Once the project is loaded (or created), everything looks and acts pretty much the same as before, until you press the SET and GOTO buttons on the control panel. This brings up the Effects Patch Bay screen. There are eight fields labeled 1 through 8, along with a Sub-Mix Out field and a Main Out field. The fields labeled 1 through 8 correspond with the eight tracks. Placing the cursor in any one of these fields and using the Left/Right Arrow keys scrolls through the various effects available. Selections include Equalizer, Compressor, Mini-Verb, Lexicon Small, Lexicon Large, +12dB Gain, and Track Link. (+12dB Gain adds 12dB to any track--nice for boosting low level tracks. The Track Link function links adjacent tracks together so one effect preset can be applied to both tracks simultaneously.)

To add EQ to a track, simply scroll through the effects until Equalizer is displayed in that track's field, then press the EXEcute key. A window opens and the cursor is automatically placed in a new field where the Left/Right arrows are used to scroll through the various factory equalizer programs. The default preset is named Flat which is an equalizer without any boost or cut. To access the parameters, press the Down Arrow key. A new window replaces the previous and displays controls for a 4-band equalizer with 2-band parametric EQ and Low and High Shelving EQ. The ten faders on the DSE's control panel become controllers for each of the ten pots on the screen. The shelving bands and both parametric bands each have a control for Frequency and Level. The two parametric bands add a Q or bandwidth control. The boost/cut range on all four bands is +12dB to -36dB, and the EQ bands overlap each other. With this wide boost/cut range, it's possible to make some pretty extreme adjustments and create some interesting EQ effects. Some effect presets have more than one screen of parameter controls which are accessed by pressing the SHIFT and Down Arrow keys.

One appealing feature of the equalizer is the EQ curve display which appears at the bottom half of the screen when in the EQ adjust mode. All adjustments affect the audio in real time and the curve moves as adjustments are made. The fact that the control panel's faders become true physical controllers for the parameters makes using the EQ fast and easy, unlike other workstations that require EQ adjustments to be done on-screen with a mouse and/or keyboard. To boost the mids, just move a fader--no icon to click, no mouse pointer to move to a virtual pot or fader. I found it helpful to put the DSE into a repeating loop of the audio I wanted to equalize, then I could play with the settings until I was happy without having to mess with the transport controls to keep replaying the audio.
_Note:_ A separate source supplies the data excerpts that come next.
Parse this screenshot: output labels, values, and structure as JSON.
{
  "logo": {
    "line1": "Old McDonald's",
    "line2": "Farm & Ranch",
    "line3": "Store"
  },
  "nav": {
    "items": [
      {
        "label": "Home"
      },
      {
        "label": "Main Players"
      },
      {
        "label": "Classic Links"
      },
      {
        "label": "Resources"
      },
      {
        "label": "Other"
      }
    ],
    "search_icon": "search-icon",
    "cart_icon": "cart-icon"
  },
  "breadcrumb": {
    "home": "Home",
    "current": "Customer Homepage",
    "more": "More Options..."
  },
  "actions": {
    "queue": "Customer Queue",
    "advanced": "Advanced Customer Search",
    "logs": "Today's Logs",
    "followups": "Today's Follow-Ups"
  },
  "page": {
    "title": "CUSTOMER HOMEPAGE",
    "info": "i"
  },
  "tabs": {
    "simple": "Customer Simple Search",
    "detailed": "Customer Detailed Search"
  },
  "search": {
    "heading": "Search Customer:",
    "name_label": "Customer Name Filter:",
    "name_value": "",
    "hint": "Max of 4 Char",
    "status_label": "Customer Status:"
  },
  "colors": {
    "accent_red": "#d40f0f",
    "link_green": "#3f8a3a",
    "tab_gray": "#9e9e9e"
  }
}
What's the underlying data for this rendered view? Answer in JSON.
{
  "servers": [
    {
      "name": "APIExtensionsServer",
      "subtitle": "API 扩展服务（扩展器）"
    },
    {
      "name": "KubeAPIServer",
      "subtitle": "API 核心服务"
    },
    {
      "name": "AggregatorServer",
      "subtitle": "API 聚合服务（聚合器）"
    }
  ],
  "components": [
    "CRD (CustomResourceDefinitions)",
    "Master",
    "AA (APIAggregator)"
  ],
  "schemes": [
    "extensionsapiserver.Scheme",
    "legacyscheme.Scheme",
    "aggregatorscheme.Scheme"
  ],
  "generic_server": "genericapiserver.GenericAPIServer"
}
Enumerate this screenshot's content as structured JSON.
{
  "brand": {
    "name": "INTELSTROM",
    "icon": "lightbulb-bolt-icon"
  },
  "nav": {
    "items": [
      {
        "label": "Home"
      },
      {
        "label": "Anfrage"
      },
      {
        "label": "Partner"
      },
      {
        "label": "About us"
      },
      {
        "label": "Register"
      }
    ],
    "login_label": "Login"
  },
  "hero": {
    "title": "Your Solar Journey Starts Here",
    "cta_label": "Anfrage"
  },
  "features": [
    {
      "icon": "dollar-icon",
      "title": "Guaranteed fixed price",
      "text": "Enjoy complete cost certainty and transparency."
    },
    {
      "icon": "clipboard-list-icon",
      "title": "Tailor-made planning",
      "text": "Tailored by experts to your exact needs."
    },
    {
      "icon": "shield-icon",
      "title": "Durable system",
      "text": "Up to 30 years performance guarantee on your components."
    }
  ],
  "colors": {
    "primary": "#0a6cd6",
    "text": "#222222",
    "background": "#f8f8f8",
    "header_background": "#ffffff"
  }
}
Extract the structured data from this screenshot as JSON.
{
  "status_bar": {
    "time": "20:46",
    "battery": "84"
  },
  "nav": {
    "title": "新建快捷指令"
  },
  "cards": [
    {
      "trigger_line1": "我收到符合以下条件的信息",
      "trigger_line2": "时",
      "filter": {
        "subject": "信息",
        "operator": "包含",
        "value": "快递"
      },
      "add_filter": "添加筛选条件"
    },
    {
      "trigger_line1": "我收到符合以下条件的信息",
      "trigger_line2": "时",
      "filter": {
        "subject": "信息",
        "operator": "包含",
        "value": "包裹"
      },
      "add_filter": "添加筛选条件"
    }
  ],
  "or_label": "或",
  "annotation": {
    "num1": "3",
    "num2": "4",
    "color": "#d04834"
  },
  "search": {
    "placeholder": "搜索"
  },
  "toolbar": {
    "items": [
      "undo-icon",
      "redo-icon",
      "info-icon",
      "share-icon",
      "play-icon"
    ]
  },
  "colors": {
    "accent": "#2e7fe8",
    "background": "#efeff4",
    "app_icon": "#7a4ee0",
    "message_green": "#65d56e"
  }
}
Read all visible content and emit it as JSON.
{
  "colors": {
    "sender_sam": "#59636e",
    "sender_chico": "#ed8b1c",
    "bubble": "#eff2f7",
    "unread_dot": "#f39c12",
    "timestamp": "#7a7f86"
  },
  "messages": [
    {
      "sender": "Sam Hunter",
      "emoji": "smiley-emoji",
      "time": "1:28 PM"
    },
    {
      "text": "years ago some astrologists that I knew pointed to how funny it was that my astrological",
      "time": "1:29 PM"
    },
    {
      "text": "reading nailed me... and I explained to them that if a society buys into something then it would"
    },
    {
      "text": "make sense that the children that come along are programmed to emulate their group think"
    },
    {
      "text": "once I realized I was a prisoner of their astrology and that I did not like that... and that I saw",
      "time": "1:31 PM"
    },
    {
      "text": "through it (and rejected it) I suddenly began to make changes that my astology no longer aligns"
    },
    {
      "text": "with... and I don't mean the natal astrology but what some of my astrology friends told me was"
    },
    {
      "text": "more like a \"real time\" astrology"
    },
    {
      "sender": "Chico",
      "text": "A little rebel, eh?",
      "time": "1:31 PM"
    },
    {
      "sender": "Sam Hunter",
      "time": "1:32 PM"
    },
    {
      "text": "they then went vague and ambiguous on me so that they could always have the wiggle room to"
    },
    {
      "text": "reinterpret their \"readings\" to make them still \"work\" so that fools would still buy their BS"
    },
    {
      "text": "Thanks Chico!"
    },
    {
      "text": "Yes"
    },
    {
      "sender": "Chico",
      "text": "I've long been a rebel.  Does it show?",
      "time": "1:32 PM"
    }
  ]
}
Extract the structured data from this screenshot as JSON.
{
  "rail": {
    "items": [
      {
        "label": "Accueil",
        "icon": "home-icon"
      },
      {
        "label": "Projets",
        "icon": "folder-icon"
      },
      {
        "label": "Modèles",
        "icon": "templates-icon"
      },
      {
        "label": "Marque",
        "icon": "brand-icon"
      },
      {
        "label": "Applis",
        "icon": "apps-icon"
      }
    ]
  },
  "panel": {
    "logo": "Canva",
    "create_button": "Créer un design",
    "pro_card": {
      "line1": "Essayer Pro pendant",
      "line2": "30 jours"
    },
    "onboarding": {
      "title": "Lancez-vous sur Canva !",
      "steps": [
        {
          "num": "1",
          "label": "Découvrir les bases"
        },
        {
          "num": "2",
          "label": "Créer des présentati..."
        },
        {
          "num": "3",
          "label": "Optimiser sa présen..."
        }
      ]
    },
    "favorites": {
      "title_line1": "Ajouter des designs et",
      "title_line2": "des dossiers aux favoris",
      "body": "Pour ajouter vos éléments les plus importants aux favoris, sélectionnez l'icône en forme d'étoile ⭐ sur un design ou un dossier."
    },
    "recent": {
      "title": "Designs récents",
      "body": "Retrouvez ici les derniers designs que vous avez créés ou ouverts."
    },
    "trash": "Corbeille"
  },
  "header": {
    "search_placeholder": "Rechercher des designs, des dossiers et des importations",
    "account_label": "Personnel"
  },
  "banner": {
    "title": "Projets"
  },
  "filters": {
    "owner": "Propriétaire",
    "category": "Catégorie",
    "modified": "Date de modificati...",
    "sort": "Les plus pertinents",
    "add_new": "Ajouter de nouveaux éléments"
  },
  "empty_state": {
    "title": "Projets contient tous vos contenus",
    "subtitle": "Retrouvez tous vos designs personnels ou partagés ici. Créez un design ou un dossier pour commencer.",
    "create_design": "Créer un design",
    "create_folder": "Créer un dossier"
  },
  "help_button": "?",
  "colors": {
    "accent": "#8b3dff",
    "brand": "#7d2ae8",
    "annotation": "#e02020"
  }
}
Once the EQ is set, pressing the EXEcute key exits the parameter adjust mode and returns the faders to their normal gain-control mode.

As with all the effect presets, the equalizer presets are designed for radio production applications. You won't find presets like "12-String Guitar EQ" or "Gated Snare" in this effects box. Some of the EQ presets include Female Speaker, Male Speaker, The Shadow, Telephone, and Megaphone. If not exactly what you're looking for, they are at least good starting points to do your own tweaking. There are also a couple of presets for quickly removing 50Hz and 60Hz hum from source audio.

There are fifteen compressor presets with descriptive names for both musical and vocal applications such as Voice Medium-Soft, Music Medium, Voice Very Hard, etc.. You also get a noise gate. There are two pages of parameters for the compressor with controls for Input Drive, Release Per Second, Ratio In/Out, Knee Corner, Gate Threshold dB FS, Gate Target Out dB, Gate Release Per Second, Output dB Attenuator, and more. If some of these parameters don't sound like what you're used to seeing in a standard studio compressor, this is because the design is derived from the Orban Optimod transmitter audio processor. For example, the Gate Threshold dB FS parameter "sets the level below which the gain reduction changes to a constant target gain (to prevent breathing)." If this makes perfect sense to you, congratulations. If you're scratching your head, you'll need a chat with your engineer to get a full understanding. This was the only area where the design of the DSP FX Engine seemed to slip away slightly from the DSE's otherwise super-simple approach to digital audio workstations.